Saturday, July 19, 2014

Empire Auriga - Ascending the Solar Throne (2014)

Much like its predecessor Auriga Dying, Ascending the Solar Throne functions far more effectively as an ambient/industrial piece than a metal one; no doubt what the Michigan duo had intended, and yet still clinging to its black metal inspiration in the use of ungodly snarled vocals and walls of heavily effected tremolo picked guitars, or raw, droning chords that take inspiration from the more suicidal, depressive black metal sources. I suppose Empire Auriga belong in the same sphere as acts like I Shalt Become or Austria's Summoning, only the thematic geography of is a long way from the former's varied-by-album concepts and the latter's Middle Earth fixation. Instead, the duo inhabits a sort of metaphysical/cosmic environment in theory, but the music felt a lot to me the ruins of burnt out, blasted industrial cities on distant world where the hostile, native environments have reclaimed the technological defiance of advanced human civilizations... Radiated memories, floating through the now-empty shells like phantoms while fields of radars still reach to neighboring worlds in hopes of a signal...anything.
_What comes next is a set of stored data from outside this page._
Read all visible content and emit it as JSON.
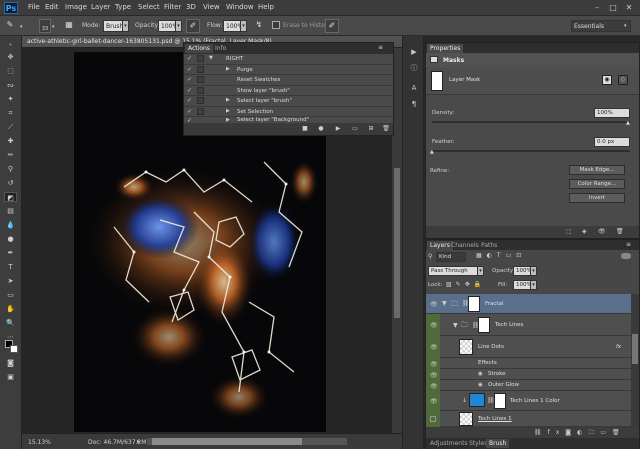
{
  "app": {
    "logo": "Ps"
  },
  "menubar": {
    "items": [
      "File",
      "Edit",
      "Image",
      "Layer",
      "Type",
      "Select",
      "Filter",
      "3D",
      "View",
      "Window",
      "Help"
    ]
  },
  "options": {
    "size": "33",
    "mode_label": "Mode:",
    "mode_value": "Brush",
    "opacity_label": "Opacity:",
    "opacity_value": "100%",
    "flow_label": "Flow:",
    "flow_value": "100%",
    "erase_history": "Erase to History",
    "workspace": "Essentials"
  },
  "document": {
    "title": "active-athletic-girl-ballet-dancer-163805131.psd @ 15.1% (Fractal, Layer Mask/8)",
    "zoom": "15.13%",
    "doc_size": "Doc: 46.7M/637.2M"
  },
  "actions_panel": {
    "tabs": [
      "Actions",
      "Info"
    ],
    "rows": [
      {
        "label": "RIGHT",
        "level": 1,
        "expanded": true
      },
      {
        "label": "Purge",
        "level": 2
      },
      {
        "label": "Reset Swatches",
        "level": 2
      },
      {
        "label": "Show layer \"brush\"",
        "level": 2
      },
      {
        "label": "Select layer \"brush\"",
        "level": 2
      },
      {
        "label": "Set Selection",
        "level": 2
      },
      {
        "label": "Select layer \"Background\"",
        "level": 2
      }
    ]
  },
  "properties": {
    "tab": "Properties",
    "header": "Masks",
    "mask_label": "Layer Mask",
    "density_label": "Density:",
    "density_value": "100%",
    "density_fraction": 1.0,
    "feather_label": "Feather:",
    "feather_value": "0.0 px",
    "feather_fraction": 0.0,
    "refine_label": "Refine:",
    "mask_edge": "Mask Edge...",
    "color_range": "Color Range...",
    "invert": "Invert"
  },
  "layers_panel": {
    "tabs": [
      "Layers",
      "Channels",
      "Paths"
    ],
    "kind": "Kind",
    "blend": "Pass Through",
    "opacity_label": "Opacity:",
    "opacity_value": "100%",
    "lock_label": "Lock:",
    "fill_label": "Fill:",
    "fill_value": "100%",
    "layers": [
      {
        "name": "Fractal",
        "type": "group"
      },
      {
        "name": "Tech Lines",
        "type": "group"
      },
      {
        "name": "Line Dots",
        "type": "layer",
        "fx": "fx"
      },
      {
        "name": "Effects",
        "type": "effects"
      },
      {
        "name": "Stroke",
        "type": "effect"
      },
      {
        "name": "Outer Glow",
        "type": "effect"
      },
      {
        "name": "Tech Lines 1 Color",
        "type": "fill"
      },
      {
        "name": "Tech Lines 1",
        "type": "layer"
      }
    ],
    "bottom_tabs": [
      "Adjustments",
      "Styles",
      "Brush"
    ]
  },
  "colors": {
    "selection": "#5a6f8c",
    "green_tag": "#4f6b3a",
    "accent_blue": "#1e87d8"
  }
}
Sounds pretty cool, right? If you can subordinate yourself to its sense of escapism and sense of 'background' aesthetics to a bright nightmare, then this is certainly an improvement over their debut, but it does still lack somewhat in the personality department. Walls of distorted, heavily affected guitar are used as an atmospheric cloak to the clunking, minimal sense of percussion, as opposed to the riff-centric structures we associate with most black (or other) metal acts. The vocals range from distorted black metal rasps to more wailing, edge-of-perception haunted tones that seem to blend right into the blinding, fiery ambiance of the guitars. There is no tenable bass element to the music beyond some of the deeper drums occasionally resonating off into this or that speaker, but this is not really the sort of style that would benefit from it. No, tunes like "Jubilee Warlord" and "Are You Worthy of Gold?" feel more like you've just awakened from a cryogenic sleep in a post-apocalyptic survival capsule buried on the edge of a desert, and you nearly lose your sense of sight once the airlock doors open and you behold the fiendish radiance of the sun-stroked wastes...

And then "Waste" takes the sense of foreboding even further: dissonant, raw-as-fuck filtered chords giving the impression that this nuclear wanderer is being stocked by mutant scorpions who have yet to finish proving to mankind who is the new king of the food chain. I kept thinking of the film version of Zelazny's Damnation Alley when I listened through this disc, or Fallout 3, rather than the fields of colliding asteroids and glimmering celestial bodies the band might have intended, but I guess you also do get a small whiff of interstellar radio noise being broadcast through the uncaring void. At any rate, if any of the imagery I've painted in this critique tickles your curiosity, and you'd rather have such music crafted in an uncomfortable, repulsive means rather than that of melodious warmth and harmony, then Ascending the Solar Throne is probably worth the time. It's not too heavily industrial, more reliant on the stinging static of its guitar effects than on beats, so just expect something a little more loosely defined, which leaves plenty of terror for your imagination to fill in, rather than incessantly guiding your hand through a standard pop or rock song structure. I have a feeling there is better yet to hear from this pairing, but the sophomore is undoubtedly more effective and troubling than its predecessor and consistently caustic.